McKinley passeth comprehension. If he was jealous of power or great wealth, why
didn’t he pursue Morgan or Rockefeller or Carnegie? Oh, the pity of it! An
unselfish, great-hearted Christian gentleman. No wonder the women are helping
to build the Atlanta monument for Mr. McKInley was a model husband, true to his
marriage vows and ever thoughtful of his loving wife. Even in apprehension of
his fate he carried $100,000 of life insurance, and it was all for her—yes, all
for her whom he loved better than fame or wealth or power.
And now comes President Roosevelt, the first President from
Georgia stock. I like the start he has made and I believe he will be as much
the president as was Andrew Jackson. If we had a United States bank he would
close it and remove the deposits.

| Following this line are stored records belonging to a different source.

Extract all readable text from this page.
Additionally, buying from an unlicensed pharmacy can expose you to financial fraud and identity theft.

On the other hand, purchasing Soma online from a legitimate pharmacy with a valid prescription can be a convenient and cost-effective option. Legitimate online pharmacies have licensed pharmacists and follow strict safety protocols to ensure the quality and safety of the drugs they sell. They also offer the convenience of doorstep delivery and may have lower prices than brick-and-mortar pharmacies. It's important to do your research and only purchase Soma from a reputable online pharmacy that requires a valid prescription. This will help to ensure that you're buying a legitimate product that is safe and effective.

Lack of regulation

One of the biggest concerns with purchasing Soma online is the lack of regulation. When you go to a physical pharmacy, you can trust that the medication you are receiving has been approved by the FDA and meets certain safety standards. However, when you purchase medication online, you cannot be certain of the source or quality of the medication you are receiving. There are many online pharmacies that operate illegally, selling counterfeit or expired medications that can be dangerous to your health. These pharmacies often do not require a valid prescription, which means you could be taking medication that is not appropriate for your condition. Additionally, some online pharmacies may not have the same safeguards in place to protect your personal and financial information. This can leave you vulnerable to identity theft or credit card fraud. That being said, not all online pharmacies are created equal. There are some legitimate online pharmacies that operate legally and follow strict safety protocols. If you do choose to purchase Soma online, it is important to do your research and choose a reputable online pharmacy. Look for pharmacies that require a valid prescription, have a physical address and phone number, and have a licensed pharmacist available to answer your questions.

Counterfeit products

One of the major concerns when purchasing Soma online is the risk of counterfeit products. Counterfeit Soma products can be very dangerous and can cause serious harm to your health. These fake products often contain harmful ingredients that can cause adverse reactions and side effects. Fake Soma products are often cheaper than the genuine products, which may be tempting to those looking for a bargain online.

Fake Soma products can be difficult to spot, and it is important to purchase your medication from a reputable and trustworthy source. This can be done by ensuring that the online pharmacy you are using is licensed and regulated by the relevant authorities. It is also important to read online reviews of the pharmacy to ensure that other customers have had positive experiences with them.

Yes, I know the stock from away back. When I
was a schoolboy I visited Roswell, where the Kings and Dunwoodys and Bullochs
and Pratts and Hands all lived in elegant seclusion. Dan Elliott was one of my
companions—a mischievous, black-eyed youth of 16; I went to school with him. He
was half-brother to our president’s mother. Yes, I know the stock and maybe I
can get some little office with good pay and little work—something like a
sinecure or a sine qua non—something that would suit my declining years and let
me down easy. I think I would like that, and the presieent ought to give it to
me because I went to school with his half-uncle Dan or his uncle half Dan.
That’s reason enough.
But my time is up, for my wife says she is going to take an
evening nap and I must look after the two little granddaughters. Jessie’s
children. There is a brand new little boy there now, and the little girls are
staying with us till their little brother gets acquainted. Before long I will
have to brush up my old baby songs again and sing that boy to sleep. They keep
on working me as long as I last. When I die I reckon the women will build a
monument to me and say on it:
“He was a faithful husband and father. He nursed the
children and grandchildren as long as he lasted.”